Which brings me to vibe coding
The clearest version of this whole shift is what people now call vibe coding. The term was coined by Andrej Karpathy in February 2025 for AI-assisted development where you describe what you want and let the model write the code. It became Collins Dictionary’s Word of the Year for 2025. I have written before about what vibe coding means inside the enterprise, where the real opportunity is everyone who is not a developer finally being able to build the small tools they have always needed.
But the everyday version of vibe coding is even simpler than that. It is being able to have an idea on a Tuesday and have it live by Friday, just because you felt like it.

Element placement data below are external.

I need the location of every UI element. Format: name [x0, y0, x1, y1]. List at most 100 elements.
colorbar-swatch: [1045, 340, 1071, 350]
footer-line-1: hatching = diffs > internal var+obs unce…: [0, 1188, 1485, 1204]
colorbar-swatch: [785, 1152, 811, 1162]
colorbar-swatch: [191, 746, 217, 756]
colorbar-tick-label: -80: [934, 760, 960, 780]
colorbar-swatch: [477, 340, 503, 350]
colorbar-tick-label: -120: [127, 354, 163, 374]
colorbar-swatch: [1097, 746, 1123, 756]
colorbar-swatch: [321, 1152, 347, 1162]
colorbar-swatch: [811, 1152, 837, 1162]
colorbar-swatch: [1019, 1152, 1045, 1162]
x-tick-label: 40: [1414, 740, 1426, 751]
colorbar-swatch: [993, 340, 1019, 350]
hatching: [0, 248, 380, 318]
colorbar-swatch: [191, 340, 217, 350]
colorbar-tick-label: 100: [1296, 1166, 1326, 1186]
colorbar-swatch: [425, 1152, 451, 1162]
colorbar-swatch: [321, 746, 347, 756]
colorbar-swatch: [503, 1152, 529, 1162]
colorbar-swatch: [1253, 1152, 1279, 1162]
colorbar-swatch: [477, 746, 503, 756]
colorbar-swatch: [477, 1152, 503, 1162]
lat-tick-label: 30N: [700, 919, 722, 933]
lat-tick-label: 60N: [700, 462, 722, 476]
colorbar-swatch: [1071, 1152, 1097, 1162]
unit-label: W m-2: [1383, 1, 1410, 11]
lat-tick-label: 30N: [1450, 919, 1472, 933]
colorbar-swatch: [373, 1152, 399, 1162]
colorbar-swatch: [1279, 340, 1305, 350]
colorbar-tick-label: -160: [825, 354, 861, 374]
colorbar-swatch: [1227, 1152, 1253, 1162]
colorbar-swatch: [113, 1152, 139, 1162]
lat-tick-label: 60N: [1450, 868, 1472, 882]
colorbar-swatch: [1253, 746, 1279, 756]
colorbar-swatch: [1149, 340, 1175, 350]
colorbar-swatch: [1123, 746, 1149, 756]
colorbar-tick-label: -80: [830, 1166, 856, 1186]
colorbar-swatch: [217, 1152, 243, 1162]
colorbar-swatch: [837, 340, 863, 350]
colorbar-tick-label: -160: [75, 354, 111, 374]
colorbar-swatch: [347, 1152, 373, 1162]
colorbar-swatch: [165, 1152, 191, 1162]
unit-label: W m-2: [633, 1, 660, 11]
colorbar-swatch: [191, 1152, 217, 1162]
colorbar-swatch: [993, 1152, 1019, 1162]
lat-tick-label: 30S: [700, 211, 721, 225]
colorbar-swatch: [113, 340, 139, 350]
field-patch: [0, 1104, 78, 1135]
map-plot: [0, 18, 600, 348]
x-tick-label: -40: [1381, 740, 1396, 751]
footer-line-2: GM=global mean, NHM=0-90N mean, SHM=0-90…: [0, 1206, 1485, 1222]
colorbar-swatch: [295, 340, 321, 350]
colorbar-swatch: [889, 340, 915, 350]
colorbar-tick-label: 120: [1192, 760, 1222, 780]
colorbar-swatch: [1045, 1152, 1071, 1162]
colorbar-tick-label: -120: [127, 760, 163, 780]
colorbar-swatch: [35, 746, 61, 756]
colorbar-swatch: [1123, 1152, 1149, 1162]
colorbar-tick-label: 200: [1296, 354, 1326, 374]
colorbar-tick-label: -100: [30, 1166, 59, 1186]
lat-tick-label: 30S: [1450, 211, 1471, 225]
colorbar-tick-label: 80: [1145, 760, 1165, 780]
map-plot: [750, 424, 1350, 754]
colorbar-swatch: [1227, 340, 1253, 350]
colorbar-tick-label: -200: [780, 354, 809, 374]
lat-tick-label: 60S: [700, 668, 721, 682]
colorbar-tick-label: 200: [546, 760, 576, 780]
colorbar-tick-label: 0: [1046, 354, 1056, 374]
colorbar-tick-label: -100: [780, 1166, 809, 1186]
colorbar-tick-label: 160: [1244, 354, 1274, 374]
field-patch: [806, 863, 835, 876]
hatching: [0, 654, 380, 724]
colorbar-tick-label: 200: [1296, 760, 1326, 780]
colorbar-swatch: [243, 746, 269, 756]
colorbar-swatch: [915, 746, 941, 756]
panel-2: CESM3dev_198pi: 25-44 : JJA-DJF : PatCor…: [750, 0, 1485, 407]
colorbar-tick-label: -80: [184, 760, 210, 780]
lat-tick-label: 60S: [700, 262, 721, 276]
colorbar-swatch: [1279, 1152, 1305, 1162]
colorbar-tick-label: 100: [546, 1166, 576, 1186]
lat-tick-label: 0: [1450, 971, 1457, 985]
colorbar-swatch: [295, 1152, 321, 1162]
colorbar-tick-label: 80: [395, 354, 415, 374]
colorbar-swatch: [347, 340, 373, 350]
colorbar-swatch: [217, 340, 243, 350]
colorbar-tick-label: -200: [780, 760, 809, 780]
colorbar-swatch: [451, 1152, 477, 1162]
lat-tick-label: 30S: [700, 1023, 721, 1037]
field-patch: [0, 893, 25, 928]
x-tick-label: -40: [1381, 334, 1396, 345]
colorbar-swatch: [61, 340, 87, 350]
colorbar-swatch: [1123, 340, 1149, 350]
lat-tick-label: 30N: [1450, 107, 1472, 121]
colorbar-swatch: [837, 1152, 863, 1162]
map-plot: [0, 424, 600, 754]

A small, real example. I vibe coded a thing called Bradsolutely. It is a single page where you type anything at it, a yes or no, an excuse, a decision you are stuck on, a regular Tuesday, and Brad, a sun-soaked, Jimmy-Buffett-flavoured pirate-captain hype man, rules on your life and hands back a verdict. It is gloriously unnecessary. It exists purely because the cost of building it had dropped to roughly the cost of describing it. A static page, one cloud function, a model behind it, a weekend.
Ten years ago that idea dies in my head, because it is not worth a week of evenings. Today it ships, because it is worth an afternoon. Multiply that by 800 million weekly ChatGPT users and 175,000 developers on a single API, and you have your explosion. Not one big surge of serious software, but millions of small, cheap, specific things that previously would never have justified the effort.
The paperless office was never wrong about the technology. Screens did get cheaper. Documents did go digital. It was wrong about human behaviour. It assumed that making production easier would make us produce less, when the entire history of every tool we have ever built says the opposite.
AI is not the exception to that pattern. It is the largest example of it we have ever seen. It is not killing content, or apps, or documents, or code. It is doing to all of them what email did to paper, exploding the volume by removing the cost.
The smart move is not to fight the explosion. It is to get very good at the one thing it cannot do for you, which is deciding what is actually worth making.